For the fundamentals of how panels work, sizing, and buying versus leasing, read our main solar panels guide — it covers the technology in depth, while this page focuses on what's specific to Arizona. Wiring changes for a new system also touch your home's electrical panel and service capacity, so it's worth understanding that side too.

Sources

Figures on this page are 2026-current and drawn from primary sources. Federal credit repeal: IRS — Residential Clean Energy Credit and Congressional Research Service IN12611. State tax credit and exemptions: Arizona Governor's Office of Resiliency, DSIRE #118, DSIRE #119, DSIRE #4043, and Arizona Revised Statutes Title 42. Net billing: APS RCP Plan of Administration, APS Renewable Energy Riders, SRP Time-of-Use Export Plan, SRP Customer Generation, and UniSource RCP. Cost data: EnergySage Arizona and EnergySage Arizona Incentives. Sunny days: Current Results. Rate history: US EIA, Electric Sales, Revenue, and Average Price. Production estimates: NREL PVWatts. We review these figures every six months.

Frequently asked

Are solar panels still worth it in Arizona in 2026?

For some homes, yes, but the math is tighter than the old sales pitch. Arizona has excellent sun (1,787 kWh per installed kW per year in Phoenix) and rising rates (up 73 percent since 2005), which both favor solar. But the 30 percent federal credit is gone for purchased systems, and Arizona's low net billing export rates mean the savings come mostly from using your own power, not selling it back. Run the calculator on this page with your own bill and your utility's export rate before deciding.

Is there still a federal solar tax credit in Arizona in 2026?

No, not for systems you buy.
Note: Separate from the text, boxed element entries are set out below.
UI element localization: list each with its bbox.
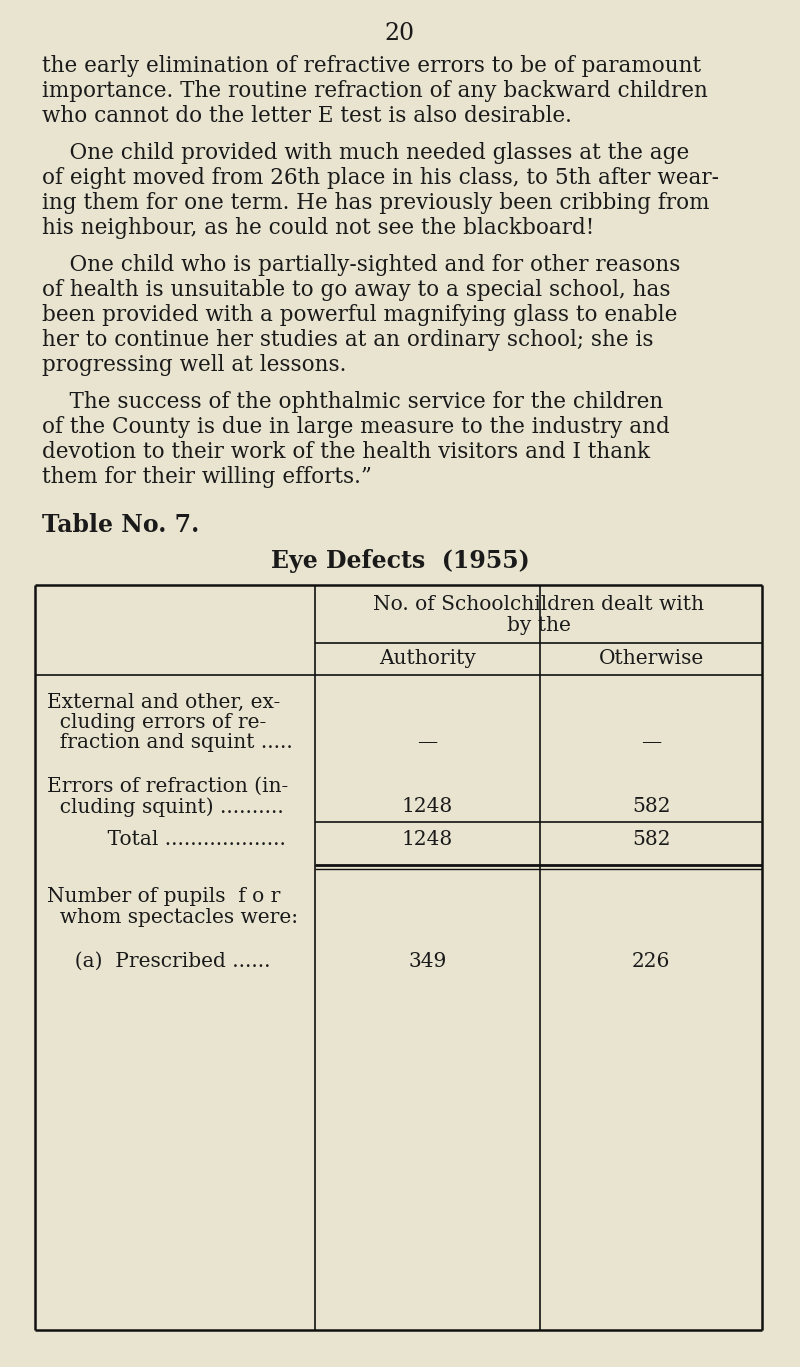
Text: External and other, ex-: External and other, ex- xyxy=(47,693,280,712)
Text: importance. The routine refraction of any backward children: importance. The routine refraction of an… xyxy=(42,81,708,103)
Text: the early elimination of refractive errors to be of paramount: the early elimination of refractive erro… xyxy=(42,55,701,77)
Text: by the: by the xyxy=(506,617,570,636)
Text: 1248: 1248 xyxy=(402,797,453,816)
Text: 349: 349 xyxy=(408,951,446,971)
Text: her to continue her studies at an ordinary school; she is: her to continue her studies at an ordina… xyxy=(42,329,654,351)
Text: them for their willing efforts.”: them for their willing efforts.” xyxy=(42,466,372,488)
Text: fraction and squint .....: fraction and squint ..... xyxy=(47,733,293,752)
Text: Total ...................: Total ................... xyxy=(82,830,286,849)
Text: who cannot do the letter E test is also desirable.: who cannot do the letter E test is also … xyxy=(42,105,572,127)
Text: 1248: 1248 xyxy=(402,830,453,849)
Text: 226: 226 xyxy=(632,951,670,971)
Text: of the County is due in large measure to the industry and: of the County is due in large measure to… xyxy=(42,416,670,437)
Text: —: — xyxy=(641,733,661,752)
Text: cluding errors of re-: cluding errors of re- xyxy=(47,714,266,731)
Text: 582: 582 xyxy=(632,830,670,849)
Text: cluding squint) ..........: cluding squint) .......... xyxy=(47,797,284,816)
Text: Number of pupils  f o r: Number of pupils f o r xyxy=(47,887,280,906)
Text: whom spectacles were:: whom spectacles were: xyxy=(47,908,298,927)
Text: (a)  Prescribed ......: (a) Prescribed ...... xyxy=(62,951,270,971)
Text: 582: 582 xyxy=(632,797,670,816)
Text: ing them for one term. He has previously been cribbing from: ing them for one term. He has previously… xyxy=(42,191,710,215)
Text: been provided with a powerful magnifying glass to enable: been provided with a powerful magnifying… xyxy=(42,303,678,325)
Text: Errors of refraction (in-: Errors of refraction (in- xyxy=(47,776,288,796)
Text: 20: 20 xyxy=(385,22,415,45)
Text: Otherwise: Otherwise xyxy=(598,649,704,668)
Text: One child who is partially-sighted and for other reasons: One child who is partially-sighted and f… xyxy=(42,254,680,276)
Text: The success of the ophthalmic service for the children: The success of the ophthalmic service fo… xyxy=(42,391,663,413)
Text: No. of Schoolchildren dealt with: No. of Schoolchildren dealt with xyxy=(373,595,704,614)
Text: Table No. 7.: Table No. 7. xyxy=(42,513,199,537)
Text: Authority: Authority xyxy=(379,649,476,668)
Text: his neighbour, as he could not see the blackboard!: his neighbour, as he could not see the b… xyxy=(42,217,594,239)
Text: One child provided with much needed glasses at the age: One child provided with much needed glas… xyxy=(42,142,690,164)
Text: of eight moved from 26th place in his class, to 5th after wear-: of eight moved from 26th place in his cl… xyxy=(42,167,719,189)
Text: progressing well at lessons.: progressing well at lessons. xyxy=(42,354,346,376)
Text: Eye Defects  (1955): Eye Defects (1955) xyxy=(270,550,530,573)
Text: —: — xyxy=(418,733,438,752)
Text: devotion to their work of the health visitors and I thank: devotion to their work of the health vis… xyxy=(42,442,650,463)
Text: of health is unsuitable to go away to a special school, has: of health is unsuitable to go away to a … xyxy=(42,279,670,301)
The 25D Residential Clean Energy Credit (30 percent) was repealed for installations completed after December 31, 2025. The one federal pathway left is third-party ownership: solar leases and PPAs can still capture a separate business credit (48E) through 2027, but that credit belongs to the leasing company. It may show up as a lower lease rate, or it may not — ask directly.

How much do solar panels cost in Arizona in 2026?
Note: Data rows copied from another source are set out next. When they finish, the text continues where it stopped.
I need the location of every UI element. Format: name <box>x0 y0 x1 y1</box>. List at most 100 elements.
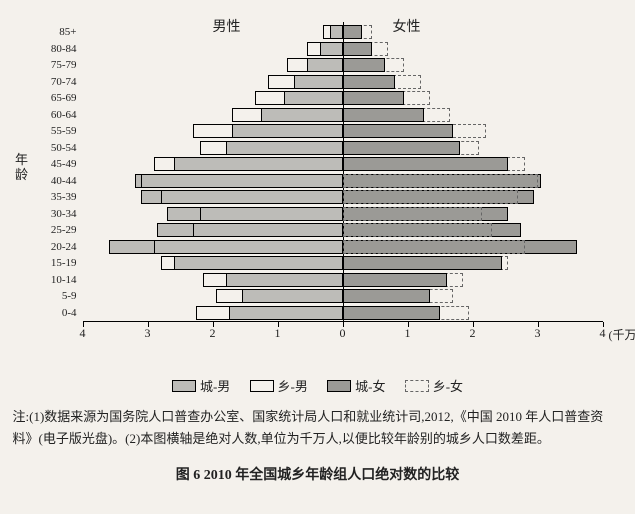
bar-rural-female <box>343 190 519 204</box>
x-tick-label: 0 <box>340 326 346 341</box>
bar-urban-female <box>343 25 363 39</box>
bar-urban-female <box>343 306 441 320</box>
legend-label-rural-m: 乡-男 <box>278 376 308 395</box>
bar-urban-male <box>320 42 343 56</box>
bar-rural-male <box>193 223 343 237</box>
x-axis-unit: (千万人) <box>609 326 635 343</box>
bar-urban-male <box>242 289 343 303</box>
age-row <box>83 124 603 138</box>
y-tick-label: 20-24 <box>27 241 77 253</box>
legend-label-urban-m: 城-男 <box>200 376 230 395</box>
y-tick-label: 0-4 <box>27 307 77 319</box>
x-tick-label: 2 <box>470 326 476 341</box>
x-tick-label: 4 <box>80 326 86 341</box>
y-tick-label: 25-29 <box>27 224 77 236</box>
legend-rural-f: 乡-女 <box>405 376 463 395</box>
legend-label-urban-f: 城-女 <box>355 376 385 395</box>
bar-urban-female <box>343 273 447 287</box>
bar-urban-male <box>261 108 342 122</box>
age-row <box>83 223 603 237</box>
age-row <box>83 75 603 89</box>
y-tick-label: 15-19 <box>27 257 77 269</box>
bar-rural-female <box>343 223 493 237</box>
bar-urban-male <box>294 75 343 89</box>
bar-urban-female <box>343 141 460 155</box>
bar-urban-female <box>343 289 431 303</box>
chart-caption: 图 6 2010 年全国城乡年龄组人口绝对数的比较 <box>13 464 623 484</box>
age-row <box>83 174 603 188</box>
bar-urban-female <box>343 124 454 138</box>
age-row <box>83 289 603 303</box>
y-tick-label: 45-49 <box>27 158 77 170</box>
y-tick-label: 65-69 <box>27 92 77 104</box>
y-tick-label: 75-79 <box>27 59 77 71</box>
legend-urban-f: 城-女 <box>327 376 385 395</box>
age-row <box>83 256 603 270</box>
legend-urban-m: 城-男 <box>172 376 230 395</box>
age-row <box>83 190 603 204</box>
bar-urban-male <box>174 157 343 171</box>
swatch-urban-f <box>327 380 351 392</box>
legend-rural-m: 乡-男 <box>250 376 308 395</box>
age-row <box>83 273 603 287</box>
age-row <box>83 25 603 39</box>
age-row <box>83 157 603 171</box>
bar-rural-male <box>141 174 343 188</box>
bar-urban-male <box>229 306 343 320</box>
bar-urban-female <box>343 75 395 89</box>
bar-rural-female <box>343 240 525 254</box>
chart-notes: 注:(1)数据来源为国务院人口普查办公室、国家统计局人口和就业统计司,2012,… <box>13 406 623 450</box>
bar-urban-male <box>284 91 343 105</box>
bar-urban-male <box>226 273 343 287</box>
bar-urban-female <box>343 157 509 171</box>
swatch-rural-f <box>405 380 429 392</box>
x-tick-label: 4 <box>600 326 606 341</box>
age-row <box>83 91 603 105</box>
y-tick-label: 10-14 <box>27 274 77 286</box>
y-tick-label: 40-44 <box>27 175 77 187</box>
age-row <box>83 207 603 221</box>
x-tick-label: 2 <box>210 326 216 341</box>
x-tick-label: 3 <box>535 326 541 341</box>
bar-rural-male <box>200 207 343 221</box>
bar-urban-female <box>343 42 372 56</box>
x-tick-label: 1 <box>405 326 411 341</box>
bar-urban-male <box>174 256 343 270</box>
bar-urban-male <box>330 25 343 39</box>
age-row <box>83 240 603 254</box>
y-tick-label: 60-64 <box>27 109 77 121</box>
y-tick-label: 35-39 <box>27 191 77 203</box>
bar-urban-female <box>343 108 424 122</box>
legend: 城-男 乡-男 城-女 乡-女 <box>13 376 623 396</box>
y-tick-label: 80-84 <box>27 43 77 55</box>
age-row <box>83 306 603 320</box>
y-tick-label: 5-9 <box>27 290 77 302</box>
y-tick-label: 55-59 <box>27 125 77 137</box>
x-tick-label: 3 <box>145 326 151 341</box>
plot-area <box>83 22 603 322</box>
bar-urban-female <box>343 256 502 270</box>
bar-urban-female <box>343 58 385 72</box>
bar-rural-female <box>343 207 483 221</box>
population-pyramid-chart: 年龄 男性 女性 85+80-8475-7970-7465-6960-6455-… <box>13 12 623 372</box>
x-tick-label: 1 <box>275 326 281 341</box>
swatch-rural-m <box>250 380 274 392</box>
age-row <box>83 108 603 122</box>
y-tick-label: 30-34 <box>27 208 77 220</box>
y-tick-label: 70-74 <box>27 76 77 88</box>
chart-container: 年龄 男性 女性 85+80-8475-7970-7465-6960-6455-… <box>13 12 623 484</box>
bar-rural-male <box>161 190 343 204</box>
legend-label-rural-f: 乡-女 <box>433 376 463 395</box>
bar-urban-female <box>343 91 405 105</box>
age-row <box>83 42 603 56</box>
bar-urban-male <box>307 58 343 72</box>
age-row <box>83 141 603 155</box>
bar-urban-male <box>232 124 343 138</box>
bar-rural-female <box>343 174 538 188</box>
swatch-urban-m <box>172 380 196 392</box>
bar-rural-male <box>154 240 343 254</box>
bar-urban-male <box>226 141 343 155</box>
y-tick-label: 50-54 <box>27 142 77 154</box>
y-tick-label: 85+ <box>27 26 77 38</box>
age-row <box>83 58 603 72</box>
Arizona installs run roughly $2.11 to $2.29 per watt as of mid-2026, so a typical 8 kW system costs about $16,900 to $18,300 before incentives, and a larger 13.5 kW system runs about $26,000 to $36,000. With the federal credit gone, that price is close to what you actually pay, minus Arizona's 25 percent state credit (capped at $1,000) and the sales tax exemption.

What solar incentives does Arizona still have in 2026?
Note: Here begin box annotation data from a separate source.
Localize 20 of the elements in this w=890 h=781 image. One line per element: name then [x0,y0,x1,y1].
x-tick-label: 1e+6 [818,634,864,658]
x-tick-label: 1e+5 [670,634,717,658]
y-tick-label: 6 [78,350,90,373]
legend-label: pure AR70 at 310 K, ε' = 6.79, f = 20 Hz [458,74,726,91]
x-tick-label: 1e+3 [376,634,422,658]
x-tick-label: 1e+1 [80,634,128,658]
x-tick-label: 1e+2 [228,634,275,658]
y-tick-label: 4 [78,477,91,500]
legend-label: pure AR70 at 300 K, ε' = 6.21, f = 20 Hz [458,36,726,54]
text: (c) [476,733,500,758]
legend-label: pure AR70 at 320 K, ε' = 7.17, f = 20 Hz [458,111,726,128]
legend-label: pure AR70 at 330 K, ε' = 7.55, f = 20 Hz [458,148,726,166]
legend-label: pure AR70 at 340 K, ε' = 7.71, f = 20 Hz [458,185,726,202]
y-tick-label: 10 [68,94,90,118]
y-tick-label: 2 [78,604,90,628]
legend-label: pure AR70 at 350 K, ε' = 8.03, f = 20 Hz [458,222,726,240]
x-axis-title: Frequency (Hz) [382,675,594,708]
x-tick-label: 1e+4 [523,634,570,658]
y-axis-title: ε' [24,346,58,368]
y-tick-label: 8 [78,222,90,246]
Arizona keeps a 25 percent state income tax credit on solar or wind equipment, capped at $1,000 per residence and carried forward up to 5 years (Form 310). Solar equipment is also exempt from state sales tax, and the added home value is fully exempt from property tax. There is no separate state cash rebate program, and most utility rebates for panels ended years ago.

How does net metering work in Arizona?

Arizona ended traditional net metering in 2017. APS and UniSource now use 'net billing' under the Resource Comparison Proxy (RCP): exported kWh are credited at roughly 6 to 9 cents, locked in for 10 years from your interconnection date. SRP, a separate public power utility, pays a flat 3.45 cents and adds a demand charge. Both are well below the 15.3 cent retail rate, so most of your savings come from using solar power as you generate it.

Does Arizona's heat hurt solar panel output?

Yes, somewhat. Silicon panels lose about 0.4 percent of output per degree Celsius above 77°F, and Phoenix roofs can hit 149 to 167°F in July, cutting real-world summer output by roughly 10 to 25 percent on the hottest days even though Arizona gets more total sun than almost any other state. Good roof ventilation and rack-mounted (not flush) panels help reduce this effect.